India has already sunk $500 million into developing two ports in Chabahar and another $2 billion to build a rail link with the city of Zahedan, capital of Iran's Sistan-Baluchistan Province, 430 miles inland, as Sputnik reported last November. A further project will link Zahedan with Zaranj, just across the Afghan border, and provide a transport corridor for iron ore coming out of the Hajigak mining concession, granted to India in 2016 in central Afghanistan.
On November 16, the US State Department granted India the long-sought waiver on trade going through Chabahar, as the US reimposed full trade sanctions on nations trading with Iran earlier that month. With that exemption, Indian development can go on ahead.
India's Research and Analysis Wing (RAW) has operated extensively in Pakistan since its foundation in the late 1960s, arming militant groups and carrying out espionage operations. It played a fundamental role in the 1970 declaration of independence from Pakistan by Bangladesh, according to Indian Defense Review.

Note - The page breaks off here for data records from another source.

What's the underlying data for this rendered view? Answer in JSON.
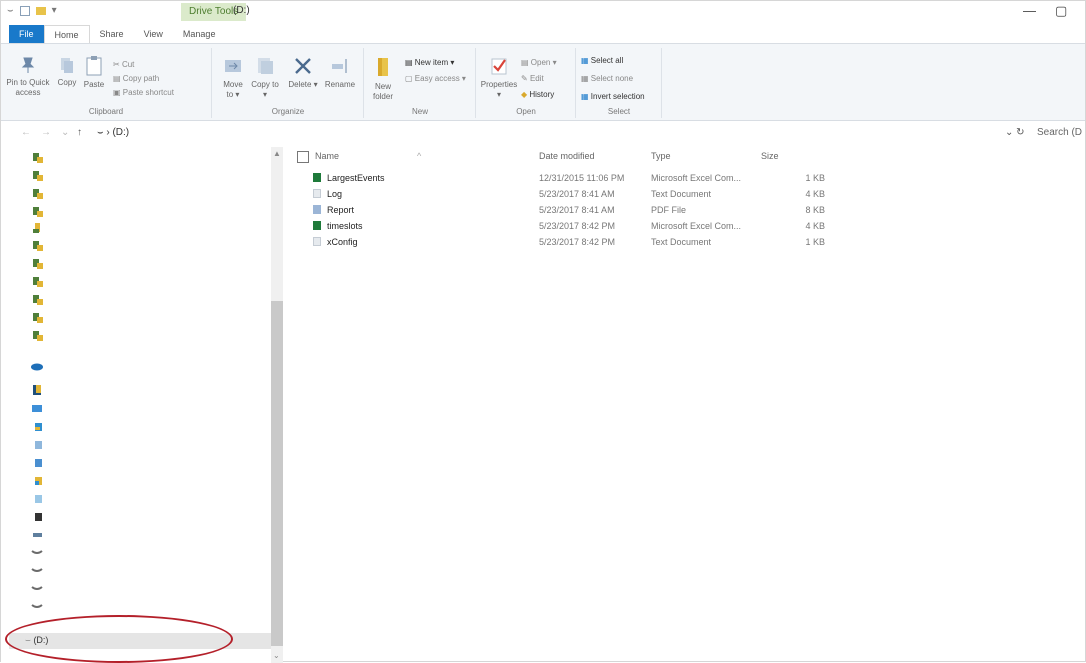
{
  "window": {
    "context_tab": "Drive Tools",
    "title": "(D:)",
    "minimize": "—",
    "maximize": "▢"
  },
  "ribbon_tabs": [
    "File",
    "Home",
    "Share",
    "View",
    "Manage"
  ],
  "ribbon": {
    "clipboard": {
      "pin": "Pin to Quick access",
      "copy": "Copy",
      "paste": "Paste",
      "cut": "Cut",
      "copy_path": "Copy path",
      "paste_shortcut": "Paste shortcut",
      "label": "Clipboard"
    },
    "organize": {
      "move_to": "Move to ▾",
      "copy_to": "Copy to ▾",
      "delete": "Delete ▾",
      "rename": "Rename",
      "label": "Organize"
    },
    "new": {
      "new_folder": "New folder",
      "new_item": "New item ▾",
      "easy_access": "Easy access ▾",
      "label": "New"
    },
    "open": {
      "properties": "Properties ▾",
      "open": "Open ▾",
      "edit": "Edit",
      "history": "History",
      "label": "Open"
    },
    "select": {
      "select_all": "Select all",
      "select_none": "Select none",
      "invert": "Invert selection",
      "label": "Select"
    }
  },
  "address": {
    "back": "←",
    "forward": "→",
    "recent": "⌄",
    "up": "↑",
    "path": "(D:)",
    "refresh": "⌄  ↻",
    "search": "Search (D"
  },
  "nav": {
    "selected": "(D:)"
  },
  "columns": {
    "name": "Name",
    "date": "Date modified",
    "type": "Type",
    "size": "Size"
  },
  "files": [
    {
      "name": "LargestEvents",
      "date": "12/31/2015 11:06 PM",
      "type": "Microsoft Excel Com...",
      "size": "1 KB",
      "icon": "excel-icon",
      "color": "#1e7a3a"
    },
    {
      "name": "Log",
      "date": "5/23/2017 8:41 AM",
      "type": "Text Document",
      "size": "4 KB",
      "icon": "text-file-icon",
      "color": "#cfd6de"
    },
    {
      "name": "Report",
      "date": "5/23/2017 8:41 AM",
      "type": "PDF File",
      "size": "8 KB",
      "icon": "pdf-icon",
      "color": "#9bb5d6"
    },
    {
      "name": "timeslots",
      "date": "5/23/2017 8:42 PM",
      "type": "Microsoft Excel Com...",
      "size": "4 KB",
      "icon": "excel-icon",
      "color": "#1e7a3a"
    },
    {
      "name": "xConfig",
      "date": "5/23/2017 8:42 PM",
      "type": "Text Document",
      "size": "1 KB",
      "icon": "text-file-icon",
      "color": "#cfd6de"
    }
  ],
  "colors": {
    "file_tab": "#1979ca",
    "context_tab_bg": "#dbeacb",
    "highlight_circle": "#b4202a"
  }
}
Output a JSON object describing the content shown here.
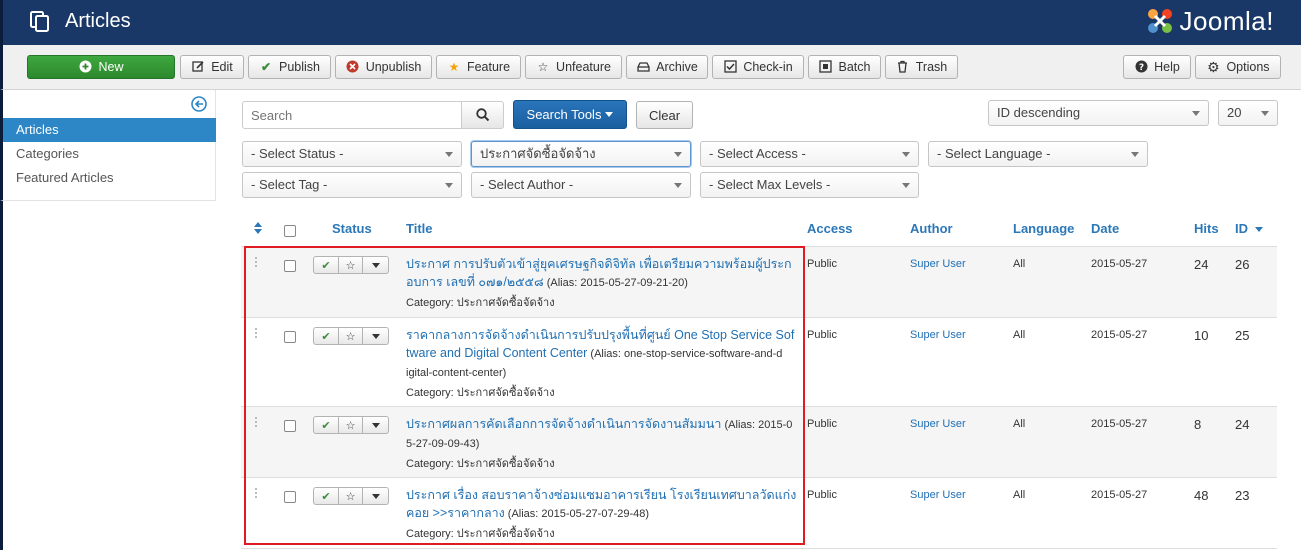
{
  "header": {
    "title": "Articles",
    "logo_text": "Joomla!"
  },
  "toolbar": {
    "new": "New",
    "edit": "Edit",
    "publish": "Publish",
    "unpublish": "Unpublish",
    "feature": "Feature",
    "unfeature": "Unfeature",
    "archive": "Archive",
    "checkin": "Check-in",
    "batch": "Batch",
    "trash": "Trash",
    "help": "Help",
    "options": "Options"
  },
  "sidebar": {
    "items": [
      {
        "label": "Articles",
        "active": true
      },
      {
        "label": "Categories",
        "active": false
      },
      {
        "label": "Featured Articles",
        "active": false
      }
    ]
  },
  "filters": {
    "search_placeholder": "Search",
    "search_tools": "Search Tools",
    "clear": "Clear",
    "ordering": "ID descending",
    "limit": "20",
    "status": "- Select Status -",
    "category": "ประกาศจัดซื้อจัดจ้าง",
    "access": "- Select Access -",
    "language": "- Select Language -",
    "tag": "- Select Tag -",
    "author": "- Select Author -",
    "max_levels": "- Select Max Levels -"
  },
  "table": {
    "headers": {
      "status": "Status",
      "title": "Title",
      "access": "Access",
      "author": "Author",
      "language": "Language",
      "date": "Date",
      "hits": "Hits",
      "id": "ID"
    },
    "rows": [
      {
        "title_line1": "ประกาศ การปรับตัวเข้าสู่ยุคเศรษฐกิจดิจิทัล เพื่อเตรียมความพร้อมผู้ประก",
        "title_line2": "อบการ เลขที่ ๐๗๑/๒๕๕๘",
        "alias_line2": " (Alias: 2015-05-27-09-21-20)",
        "alias_line3": "",
        "category": "Category: ประกาศจัดซื้อจัดจ้าง",
        "access": "Public",
        "author": "Super User",
        "language": "All",
        "date": "2015-05-27",
        "hits": "24",
        "id": "26"
      },
      {
        "title_line1": "ราคากลางการจัดจ้างดำเนินการปรับปรุงพื้นที่ศูนย์ One Stop Service Sof",
        "title_line2": "tware and Digital Content Center",
        "alias_line2": " (Alias: one-stop-service-software-and-d",
        "alias_line3": "igital-content-center)",
        "category": "Category: ประกาศจัดซื้อจัดจ้าง",
        "access": "Public",
        "author": "Super User",
        "language": "All",
        "date": "2015-05-27",
        "hits": "10",
        "id": "25"
      },
      {
        "title_line1": "ประกาศผลการคัดเลือกการจัดจ้างดำเนินการจัดงานสัมมนา",
        "title_line2": "",
        "alias_line1": " (Alias: 2015-0",
        "alias_line2": "5-27-09-09-43)",
        "alias_line3": "",
        "category": "Category: ประกาศจัดซื้อจัดจ้าง",
        "access": "Public",
        "author": "Super User",
        "language": "All",
        "date": "2015-05-27",
        "hits": "8",
        "id": "24"
      },
      {
        "title_line1": "ประกาศ เรื่อง สอบราคาจ้างซ่อมแซมอาคารเรียน โรงเรียนเทศบาลวัดแก่ง",
        "title_line2": "คอย >>ราคากลาง",
        "alias_line2": " (Alias: 2015-05-27-07-29-48)",
        "alias_line3": "",
        "category": "Category: ประกาศจัดซื้อจัดจ้าง",
        "access": "Public",
        "author": "Super User",
        "language": "All",
        "date": "2015-05-27",
        "hits": "48",
        "id": "23"
      }
    ]
  },
  "colors": {
    "header_bg": "#1a3867",
    "new_button": "#2f8a2f",
    "primary_blue": "#1f6fb3",
    "highlight_box": "#e11b22"
  }
}
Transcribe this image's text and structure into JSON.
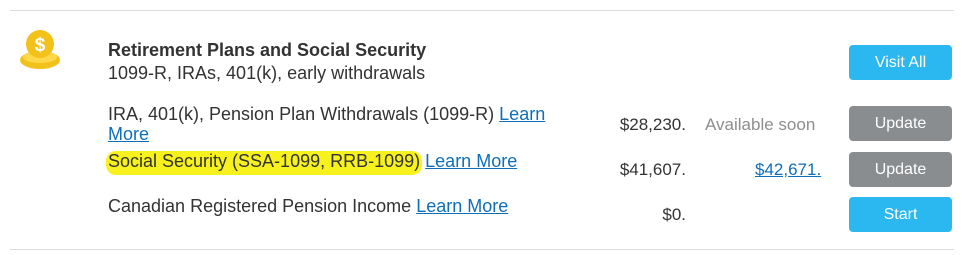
{
  "section": {
    "icon": "money-bag-icon",
    "title": "Retirement Plans and Social Security",
    "subtitle": "1099-R, IRAs, 401(k), early withdrawals",
    "visit_all_label": "Visit All"
  },
  "rows": [
    {
      "label": "IRA, 401(k), Pension Plan Withdrawals (1099-R)",
      "link": "Learn More",
      "amount": "$28,230.",
      "status": "Available soon",
      "button": "Update"
    },
    {
      "label": "Social Security (SSA-1099, RRB-1099)",
      "link": "Learn More",
      "amount": "$41,607.",
      "linked_amount": "$42,671.",
      "button": "Update"
    },
    {
      "label": "Canadian Registered Pension Income",
      "link": "Learn More",
      "amount": "$0.",
      "button": "Start"
    }
  ],
  "colors": {
    "accent_blue": "#2bb7ef",
    "button_gray": "#8a8d90",
    "link_blue": "#0f6eb8",
    "highlight_yellow": "#f7f21e",
    "icon_gold": "#f2c21b"
  }
}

"Since its inception in 1968, RAW has had a close liaison relationship with KHAD, the Afghan intelligence agency, due to the intelligence it has provided RAW on Pakistan," the Council on Foreign Relations, a US think tank, noted.
During the 1980s, RAW expanded its operations in Pakistan to include supporting separatist movements among Sikhs in Khalistan, as well as Sindhi, Seraiki and Baloch nationalists, all of whom sought independence from Islamabad and were willing to wage terrorist campaigns as well as employ guerilla tactics to win it, according to CFR.
India's Ministry of External Affairs denied any involvement in the attack, dismissing the allegations Friday as "fabricated and scurrilous."
"Instead of maliciously pointing fingers at others for such terrorist incidents, Pakistan needs to look inwards and undertake credible action against support to terrorism and terror infrastructure in its territories," ministry spokesperson Raveesh Kumar said, the Times of India reported.